MÜSİAD Bursa atağa kalktı...
Bursa iş dünyasında uzun zamandır yaşanan SİAD sessizliğini MÜSİAD bozdu. Sivil toplum anlamında önemli katma değerleri kurulduğu günden bugüne yürüten MÜSİAD Bursa, Bursa Eskişehir Bilecik Kalkınma Ajansı (BEBKA) Genel Sekreteri İsmail Gerim’i makamında ziyaret etti. MÜSİAD Bursa Şube Başkanı Nihat Alpay ve beraberindeki heyet ile gerçekleşen ziyaretin öznesinde 'üye firmaların işlerinin geliştirilmesi' vardı. İş geliştirme ile ticaretin ve sanayinin hızla büyüdüğü günümüzde Nihat Alpay Başkanlığı'nda ki MÜSİAD, Türkiye'nin en önemli dinamiklerinden BEBKA ile doğru yol haritasında buluşmuşa benziyor. BEBKA ve MÜSİAD arasında gerçekleşecek diyalogların sadece kent nezdinde değil, aynı zamanda ulusal ve uluslararası piyasalarda ki yankılanmasını merakla bekliyoruz...

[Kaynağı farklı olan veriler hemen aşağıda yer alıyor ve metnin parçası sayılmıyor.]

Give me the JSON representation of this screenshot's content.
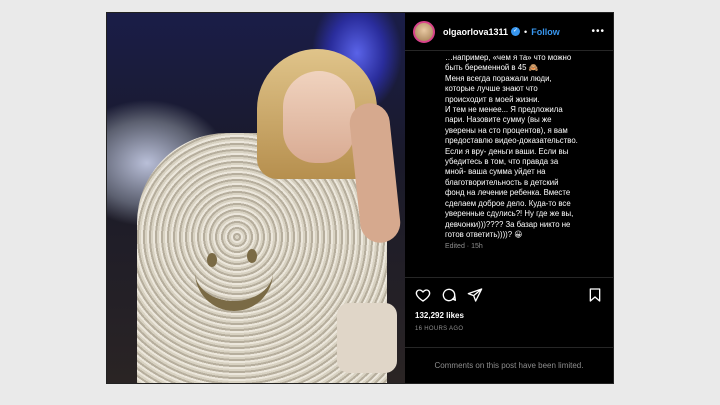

Kitle derneklerinin kafası karışık!
Bursa genelinde son dönemde ciddi bir sivil deformasyon ile karşı karşıyayız. Yerel dinamiklerin güçlenmesini sağlayacak, yerel yönetimlerin yükünü alırken Devlet ve Millet arasında köprü olacak sivil toplum kuruluşları son dönemde derin bir sessizliğe gömülmüş durumda. Özellikle hemşeri dernekleri ile yöre dernekleri içerisinde süre gelen bölünmeler, yeni kent savaşlarını başlatacak derinlikte. Bursa'nın içerisinde ciddi bir güç devşirme savaşı veren bu yapıların hem içlerinde ki siyasi aktörlerin hemde STK liderleri ile yöneticilerinin hedefsizlik ve projesizlikleri nedeniyle bölündüğünü görmek üzücü. Bu anlamda Bursa'da en aktif yapılanma Nilüfer Belediyesi tarafından yapılırken, Yıldırım Belediye Başkanı Oktay Yılmaz'ın da önceki gün Yıldırım Kent Konseyi'ni ziyaret etmesi zamanlama olarak değerli bir çıkış.
Bursa'nın marka gücü olan DAĞDER gibi yapılar içerisindeki kavga hızla büyürken, süreç hızla olağanüstü kongreye hatta çoğu köy derneğinin DAĞDER çatısından ayrılma kararı alabilmeyi tartışmaya başlamış olma noktasına gelmiş durumda. Ve yine hemşeri dernekleri de son yaşanan seçim krizi sonrasında hızla federasyon ve konfederasyon dernekler olarak bölünme sürecini tamamlarken, 'Bursa Dernekler Platformu' adı altında yeni bir güç dengesi gözlerden kaçmıyor değil.
Bursa'da yaşanan bu sivil hareketlilik yada insiyafitin ürettiği sinerjiyi kentin gücünü arttırmaya yöneltecek projelere yöneltemezsek eğer, ilerleyen süreçte ciddi bir ayrışma süreci ile yüzleşmemiz an meselesi. Ve yine burada birleştirici olmak adına tüm sorumluluk ve liderlik görevi Bursa Büyükşehir Belediye Başkanı Alinur Aktaş ile Bursa Kent Konseyi Başkanı Şevket Orhan'a düşüyor. Yerel yönetimin ve siyasetin iki önemli aktörünün bu hedefsizlik ile kafa karışıklığını kısa sürede çözeceğini umut ederek, bereket dolu bir gün diliyorum.